Sin perjuicio de las celebraciones por aquel «gran salto para la humanidad», cabe preguntarse si la delicada situación de nuestro planeta nos permite fantasear con un nuevo paso en la aventura espacial. No es necesario recordar que las predicciones apuntan a un aumento de la temperatura global al final del siglo XXI de entre 1,5ºC y 5ºC con respecto al periodo preindustrial, que la contaminación atmosférica causa la muerte de tres millones de personas al año o que los océanos, además de la de una fuente “inagotable” de recursos, cumple la función de un enorme vertedero. Lo que sí merece la pena resaltar en este punto es el anuncio de la retirada de EE.UU. del Acuerdo de París, firmado en 2015 con el fin de reducir las emisiones de gases de efecto invernadero y controlar los efectos del cambio climático. En palabras del presidente Trump, este anuncio realizado en 2017 respondía a un pacto «debilitante, desventajoso e injusto» para los «trabajadores, contribuyentes y empresas» estadounidenses.

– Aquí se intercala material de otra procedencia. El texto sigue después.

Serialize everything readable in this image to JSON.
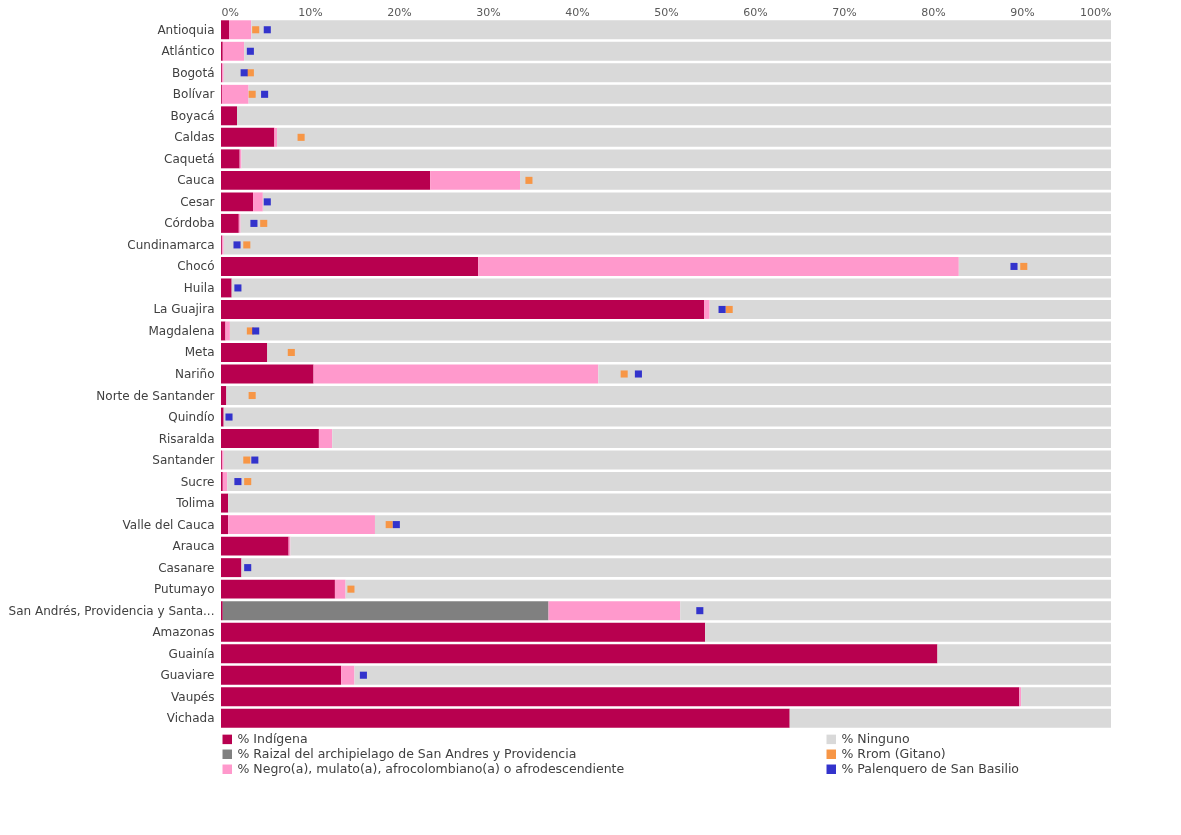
{
  "chart_data": {
    "type": "bar",
    "orientation": "horizontal",
    "stacked": true,
    "grid": false,
    "legend": "bottom",
    "marker": "square",
    "xlim": [
      0,
      100
    ],
    "xticks": [
      {
        "value": 0,
        "label": "0%"
      },
      {
        "value": 10,
        "label": "10%"
      },
      {
        "value": 20,
        "label": "20%"
      },
      {
        "value": 30,
        "label": "30%"
      },
      {
        "value": 40,
        "label": "40%"
      },
      {
        "value": 50,
        "label": "50%"
      },
      {
        "value": 60,
        "label": "60%"
      },
      {
        "value": 70,
        "label": "70%"
      },
      {
        "value": 80,
        "label": "80%"
      },
      {
        "value": 90,
        "label": "90%"
      },
      {
        "value": 100,
        "label": "100%"
      }
    ],
    "categories": [
      "Antioquia",
      "Atlántico",
      "Bogotá",
      "Bolívar",
      "Boyacá",
      "Caldas",
      "Caquetá",
      "Cauca",
      "Cesar",
      "Córdoba",
      "Cundinamarca",
      "Chocó",
      "Huila",
      "La Guajira",
      "Magdalena",
      "Meta",
      "Nariño",
      "Norte de Santander",
      "Quindío",
      "Risaralda",
      "Santander",
      "Sucre",
      "Tolima",
      "Valle del Cauca",
      "Arauca",
      "Casanare",
      "Putumayo",
      "San Andrés, Providencia y Santa...",
      "Amazonas",
      "Guainía",
      "Guaviare",
      "Vaupés",
      "Vichada"
    ],
    "series": [
      {
        "name": "% Indígena",
        "color": "#b8004f",
        "values": [
          0.9,
          0.2,
          0.1,
          0.1,
          1.8,
          6.0,
          2.1,
          23.5,
          3.6,
          2.0,
          0.1,
          28.9,
          1.2,
          54.3,
          0.5,
          5.2,
          10.4,
          0.6,
          0.3,
          11.0,
          0.1,
          0.2,
          0.8,
          0.8,
          7.6,
          2.3,
          12.8,
          0.2,
          54.4,
          80.5,
          13.5,
          89.7,
          63.9
        ]
      },
      {
        "name": "% Raizal del archipielago de San Andres y Providencia",
        "color": "#808080",
        "values": [
          0,
          0,
          0,
          0,
          0,
          0,
          0,
          0,
          0,
          0,
          0,
          0,
          0,
          0,
          0,
          0,
          0,
          0,
          0,
          0,
          0,
          0,
          0,
          0,
          0,
          0,
          0,
          36.6,
          0,
          0,
          0,
          0,
          0
        ]
      },
      {
        "name": "% Negro(a), mulato(a), afrocolombiano(a) o afrodescendiente",
        "color": "#ff99cc",
        "values": [
          2.5,
          2.4,
          0.2,
          3.0,
          0,
          0.3,
          0.2,
          10.1,
          1.1,
          0.2,
          0.2,
          54.0,
          0,
          0.6,
          0.5,
          0,
          32.0,
          0,
          0,
          1.5,
          0.2,
          0.5,
          0,
          16.5,
          0.2,
          0,
          1.2,
          14.8,
          0,
          0,
          1.5,
          0.2,
          0
        ]
      },
      {
        "name": "% Ninguno",
        "color": "#d9d9d9",
        "values": [
          96.6,
          97.4,
          99.7,
          96.9,
          98.2,
          93.7,
          97.7,
          66.4,
          95.3,
          97.8,
          99.7,
          17.1,
          98.8,
          45.1,
          99.0,
          94.8,
          57.6,
          99.4,
          99.7,
          87.5,
          99.7,
          99.3,
          99.2,
          82.7,
          92.2,
          97.7,
          86.0,
          48.4,
          45.6,
          19.5,
          85.0,
          10.1,
          36.1
        ]
      },
      {
        "name": "% Rrom (Gitano)",
        "color": "#f79646",
        "type": "scatter",
        "values": [
          3.9,
          null,
          3.3,
          3.5,
          null,
          9.0,
          null,
          34.6,
          null,
          4.8,
          2.9,
          90.2,
          null,
          57.1,
          3.3,
          7.9,
          45.3,
          3.5,
          null,
          null,
          2.9,
          3.0,
          null,
          18.9,
          null,
          null,
          14.6,
          null,
          null,
          null,
          null,
          null,
          null
        ]
      },
      {
        "name": "% Palenquero de San Basilio",
        "color": "#3333cc",
        "type": "scatter",
        "values": [
          5.2,
          3.3,
          2.6,
          4.9,
          null,
          null,
          null,
          null,
          5.2,
          3.7,
          1.8,
          89.1,
          1.9,
          56.3,
          3.9,
          null,
          46.9,
          null,
          0.9,
          null,
          3.8,
          1.9,
          null,
          19.7,
          null,
          3.0,
          null,
          53.8,
          null,
          null,
          16.0,
          null,
          null
        ]
      }
    ]
  }
}
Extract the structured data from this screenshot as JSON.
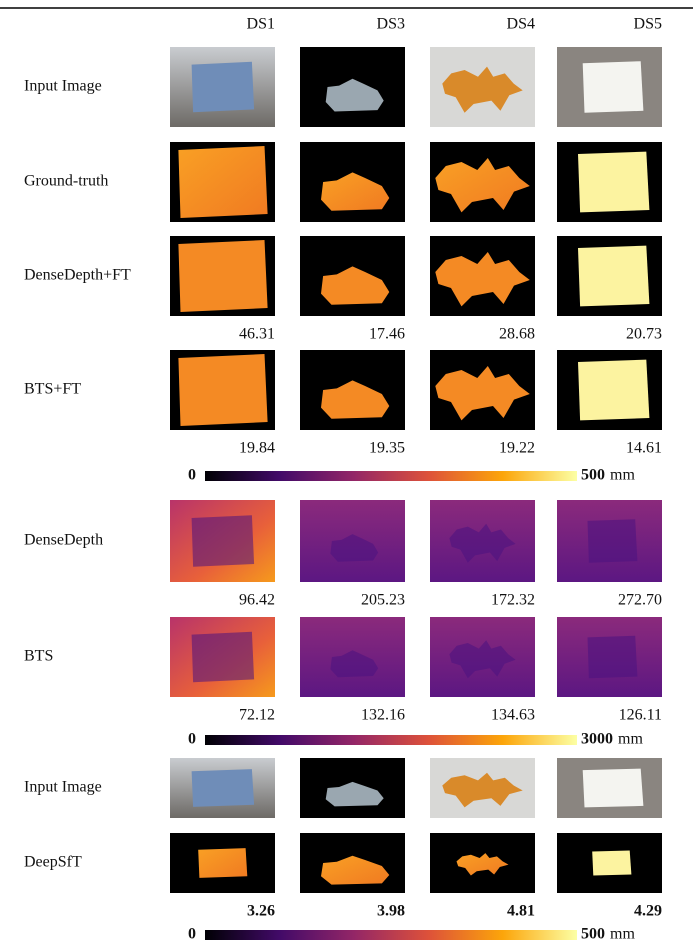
{
  "columns": [
    "DS1",
    "DS3",
    "DS4",
    "DS5"
  ],
  "sections": [
    {
      "rows": [
        {
          "label": "Input Image"
        },
        {
          "label": "Ground-truth"
        },
        {
          "label": "DenseDepth+FT",
          "scores": [
            "46.31",
            "17.46",
            "28.68",
            "20.73"
          ]
        },
        {
          "label": "BTS+FT",
          "scores": [
            "19.84",
            "19.35",
            "19.22",
            "14.61"
          ]
        }
      ],
      "colorbar": {
        "min": "0",
        "max": "500",
        "unit": "mm"
      }
    },
    {
      "rows": [
        {
          "label": "DenseDepth",
          "scores": [
            "96.42",
            "205.23",
            "172.32",
            "272.70"
          ]
        },
        {
          "label": "BTS",
          "scores": [
            "72.12",
            "132.16",
            "134.63",
            "126.11"
          ]
        }
      ],
      "colorbar": {
        "min": "0",
        "max": "3000",
        "unit": "mm"
      }
    },
    {
      "rows": [
        {
          "label": "Input Image"
        },
        {
          "label": "DeepSfT",
          "scores": [
            "3.26",
            "3.98",
            "4.81",
            "4.29"
          ]
        }
      ],
      "colorbar": {
        "min": "0",
        "max": "500",
        "unit": "mm"
      }
    }
  ]
}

La humanidad se enfrenta hoy a un problema de magnitudes desconocidas.

Aunque pueda ser digna de una película de ciencia ficción o de un programa de conspiraciones y paranoias internacionales —que con tanto apetito se han alimentado, por cierto, de la misión del Apolo XI—, se impone la pregunta por el sentido de abrir una nueva fase en la historia de la exploración espacial. ¿No es algo irresponsable, en un contexto como el actual, invertir miles de millones de dólares en una nueva misión cuyo objetivo es llevar seres humanos a Marte? ¿No sería más sensato utilizar esos fondos para “arreglar” los inquietantes problemas que acechan a nuestro planeta? ¿Cabe entrever una conexión entre el negacionismo del cambio climático y la manía por descubrir nuevos parajes espaciales? ¿Responden las motivaciones por encontrar agua en el universo a la búsqueda de vida extraterrestre o, más bien, al hallazgo de un nuevo planeta que pueda ser colonizado por el ser humano —por algunos y solo algunos seres humanos, entiéndase— cuando el nuestro no de más de sí?

No es fácil dar respuesta a estas y otras preguntas que se plantean, pero lo que sí parece claro es que la humanidad se enfrenta hoy a un problema cuya magnitud excede con mucho cualquier otro precedente conocido. El cambio climático y la degradación del planeta Tierra están desde hace tiempo llamando a la puerta de los gobiernos nacionales y de los organismos internacionales, pero algunos de éstos se entretienen en seguir fantaseando con la posibilidad de establecer vida humana en otros lugares del universo. Posibilidad que, como puede imaginarse, está reservada a los más afortunados y privilegiados de nuestra especie.

Mientras tanto, en EE.UU. sigue entonándose el Make America Great Again.

Se entiende que a principios de los años cincuenta el aventurero Tintín se fijara como objetivo la Luna. El contexto de Guerra Fría que se vivió a lo largo del siglo XX puede llegar a explicar, igualmente, los esfuerzos económicos y técnicos que invirtió EE.UU. con el fin de ser el primer país en enviar un astronauta al satélite terrestre. Lo que resulta del todo incomprensible es la repentina obsesión del gobierno estadounidense por relanzar una misión cuyo objetivo final sería el de colonizar la Luna, Marte o quién sabe qué pedazo de roca más allá de nuestra atmósfera. A no ser que se esté comenzando a asumir, lo cual no parece improbable, que la Tierra presentará de aquí a unos años un paisaje inhabitable. En cualquier caso, mientras tanto, al otro lado del océano se sigue entonando el Make America Great Again.